Moody’s downgraded the preferred stock in these firms to almost junk levels because of the increased likelihood of “direct support” from the US Treasury. Depending on the nature of the support, this could wipe out holders of both common and preferred.
The preferred shares have already lost half their value since June 30 on speculation that an intervention would mean a stop in dividend payments (highly likely) - and that issuance of new preferred would take preference over current preferred.
Interestingly, this would put more pressure on the banking system, as many banks hold GSEs’ preferred shares as assets, choosing to get a little extra return over more conservative traditional assets.
Of course, Fannie and Freddie’s preferred were considered safe just a few months ago, with the best ratings from Moody’s.
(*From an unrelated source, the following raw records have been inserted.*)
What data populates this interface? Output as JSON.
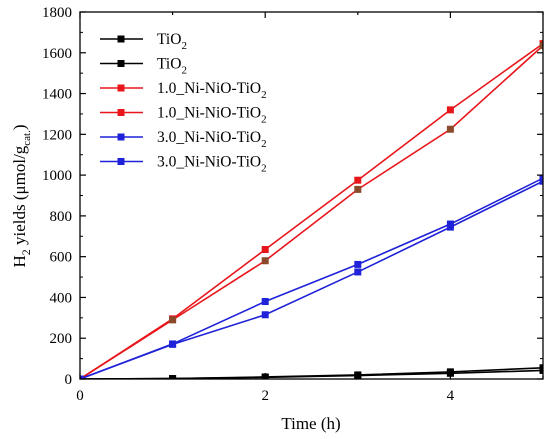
{
  "chart_data": {
    "type": "line",
    "title": "",
    "xlabel": "Time (h)",
    "ylabel": {
      "main": "H",
      "sub1": "2",
      "mid": " yields (μmol/g",
      "sub2": "cat.",
      "end": ")"
    },
    "xlim": [
      0,
      5
    ],
    "ylim": [
      0,
      1800
    ],
    "xticks": [
      "0",
      "2",
      "4"
    ],
    "xtick_values": [
      0,
      2,
      4
    ],
    "yticks": [
      "0",
      "200",
      "400",
      "600",
      "800",
      "1000",
      "1200",
      "1400",
      "1600",
      "1800"
    ],
    "ytick_values": [
      0,
      200,
      400,
      600,
      800,
      1000,
      1200,
      1400,
      1600,
      1800
    ],
    "grid": false,
    "legend_position": "top-left",
    "series": [
      {
        "name": "TiO2",
        "label_main": "TiO",
        "label_sub": "2",
        "color": "#000000",
        "marker_color": "#000000",
        "x": [
          0,
          1,
          2,
          3,
          4,
          5
        ],
        "y": [
          0,
          2,
          10,
          20,
          35,
          55
        ]
      },
      {
        "name": "TiO2",
        "label_main": "TiO",
        "label_sub": "2",
        "color": "#000000",
        "marker_color": "#000000",
        "x": [
          0,
          1,
          2,
          3,
          4,
          5
        ],
        "y": [
          0,
          2,
          8,
          17,
          28,
          42
        ]
      },
      {
        "name": "1.0_Ni-NiO-TiO2",
        "label_main": "1.0_Ni-NiO-TiO",
        "label_sub": "2",
        "color": "#e8161b",
        "marker_color": "#e8161b",
        "x": [
          0,
          1,
          2,
          3,
          4,
          5
        ],
        "y": [
          0,
          295,
          635,
          975,
          1320,
          1645
        ]
      },
      {
        "name": "1.0_Ni-NiO-TiO2",
        "label_main": "1.0_Ni-NiO-TiO",
        "label_sub": "2",
        "color": "#e8161b",
        "marker_color": "#8b4a2b",
        "x": [
          0,
          1,
          2,
          3,
          4,
          5
        ],
        "y": [
          0,
          290,
          580,
          930,
          1225,
          1635
        ]
      },
      {
        "name": "3.0_Ni-NiO-TiO2",
        "label_main": "3.0_Ni-NiO-TiO",
        "label_sub": "2",
        "color": "#1f22d8",
        "marker_color": "#1f22d8",
        "x": [
          0,
          1,
          2,
          3,
          4,
          5
        ],
        "y": [
          0,
          172,
          380,
          562,
          760,
          985
        ]
      },
      {
        "name": "3.0_Ni-NiO-TiO2",
        "label_main": "3.0_Ni-NiO-TiO",
        "label_sub": "2",
        "color": "#1f22d8",
        "marker_color": "#1f22d8",
        "x": [
          0,
          1,
          2,
          3,
          4,
          5
        ],
        "y": [
          0,
          170,
          315,
          525,
          745,
          970
        ]
      }
    ]
  }
}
Bloomberg notes:
“Regional banks, including Midwest Bank Holdings (MBHI), Sovereign (SOV) and Frontier Financial (FTBK), may have the most to lose… Midwest has $67.5 million, or as much as 23% of its risk-weighted assets, in the preferred stock, while Sovereign owns about $623 million and Frontier about $5 million.”
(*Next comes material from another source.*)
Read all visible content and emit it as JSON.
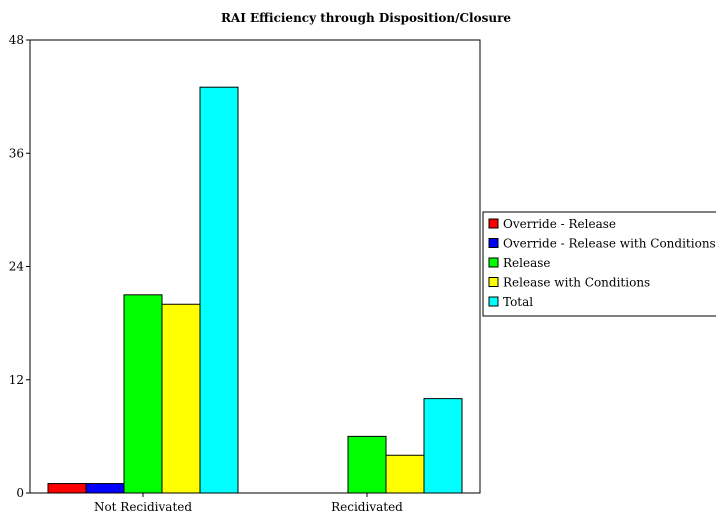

It’s doubtful that banks holding these assets have written them down - but a downgrade will almost certainly force them to do so in the near future. For the record, Fannie Mae has 17 classes of preferred stock, with more than 600 million shares outstanding. Freddie Mac has 24 classes of preferred stock, with about 460 million shares outstanding. The existing shares are trading worse than junk bonds, paying 17% to 19%.
And it may be a total write-off. It’s hard to imagine how Treasury Secretary Paulson, or a new Treasury Secretary next year, could put US taxpayers’ money in these companies at risk without wiping out the current common and preferred shareholders.
The justified outrage would be huge.